La ministra degli Esteri argentina, Susana Malcorra, che ha visto il Papa venerdì scorso, ha detto che ha parlato «a lungo» con lui della crisi a Caracas, e che Francesco le ha detto che è «disposto a dare qualche forma di appoggio» al dialogo fra opposizione e governo, ma per fare questo «Maduro deve adempiere agli impegni che gli ha chiesto la Chiesa, e ai quali non ha mai dato risposta». Lo scorso dicembre, in una lettera inviata a Maduro, Parolin aveva trasmesso quattro richieste al governo venezuelano: autorizzazione all'invio di assistenza umanitaria; un calendario elettorale chiaramente stabilito; restituzione delle prerogative al Parlamento e liberazione dei prigionieri politici. La missiva era stata accolta con sdegno dal governo - il numero due del chavismo, Diosdado Cabello, aveva accusato Parolin di essere un alleato della «oligarchia imperialista» - il che aveva portato al fallimento di quel primo tentativo di mediazione.
Il ministro peruviano degli Esteri, Ricardo Luna, ha affermato che quell'iniziativa, sponsorizzata dall'Unione delle Nazioni Sudamericane (Unasud) con l'appoggio della Santa Sede, «non è servita a niente» e dunque è giunto il momento di una nuova mediazione, guidata dal Vaticano assieme a 12 paesi latinoamericani che hanno espresso una posizione comune rispetto alla crisi a Caracas.

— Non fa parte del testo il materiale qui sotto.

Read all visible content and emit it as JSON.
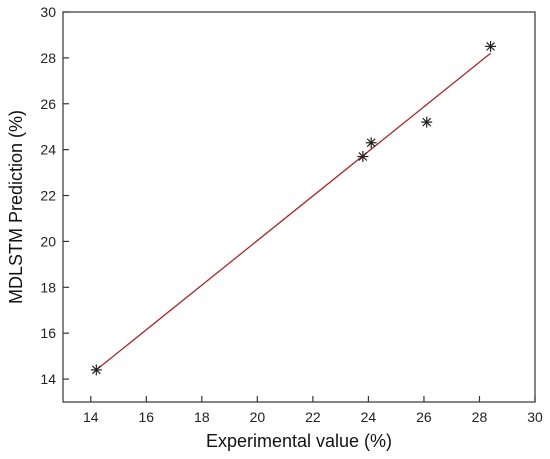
{
  "chart_data": {
    "type": "scatter",
    "title": "",
    "xlabel": "Experimental value (%)",
    "ylabel": "MDLSTM Prediction (%)",
    "xlim": [
      13,
      30
    ],
    "ylim": [
      13,
      30
    ],
    "xticks": [
      14,
      16,
      18,
      20,
      22,
      24,
      26,
      28,
      30
    ],
    "yticks": [
      14,
      16,
      18,
      20,
      22,
      24,
      26,
      28,
      30
    ],
    "grid": false,
    "legend": "none",
    "series": [
      {
        "marker": "asterisk",
        "color": "#222222",
        "points": [
          {
            "x": 14.2,
            "y": 14.4
          },
          {
            "x": 23.8,
            "y": 23.7
          },
          {
            "x": 24.1,
            "y": 24.3
          },
          {
            "x": 26.1,
            "y": 25.2
          },
          {
            "x": 28.4,
            "y": 28.5
          }
        ]
      }
    ],
    "fit_line": {
      "color": "#a52a2a",
      "from": {
        "x": 14.2,
        "y": 14.4
      },
      "to": {
        "x": 28.4,
        "y": 28.2
      }
    }
  }
}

Questi dodici paesi - Argentina, Brasile, Cile, Colombia, Costa Rica, El Salvador, Guatemala, Messico, Panama, Paraguay, Perù e Uruguay - hanno sottoscritto una dichiarazione comune, ribadendo le stesse quattro esigenze contenuta nella lettera inviata da Parolin a dicembre.
Sia Malcorra che Luna hanno segnalato l'urgenza con la quale è necessario muoversi a causa del costante degrado della situazione in Venezuela, dove la crisi fra esecutivo e Parlamento si consuma nel mezzo di una durissima crisi economica, che sta già provocando episodi di saccheggio e rivolta sociale.
Domenica scorsa Maduro ha accennato ai «quattro punti del documento che abbiamo firmato» senza però precisare quali fossero, limitandosi a dire che «se c'è qualcosa ancora da fare, allora lo faremo», e chiedendo ai mediatori dell'Unasud di «tornare quanto prima possibile» in Venezuela.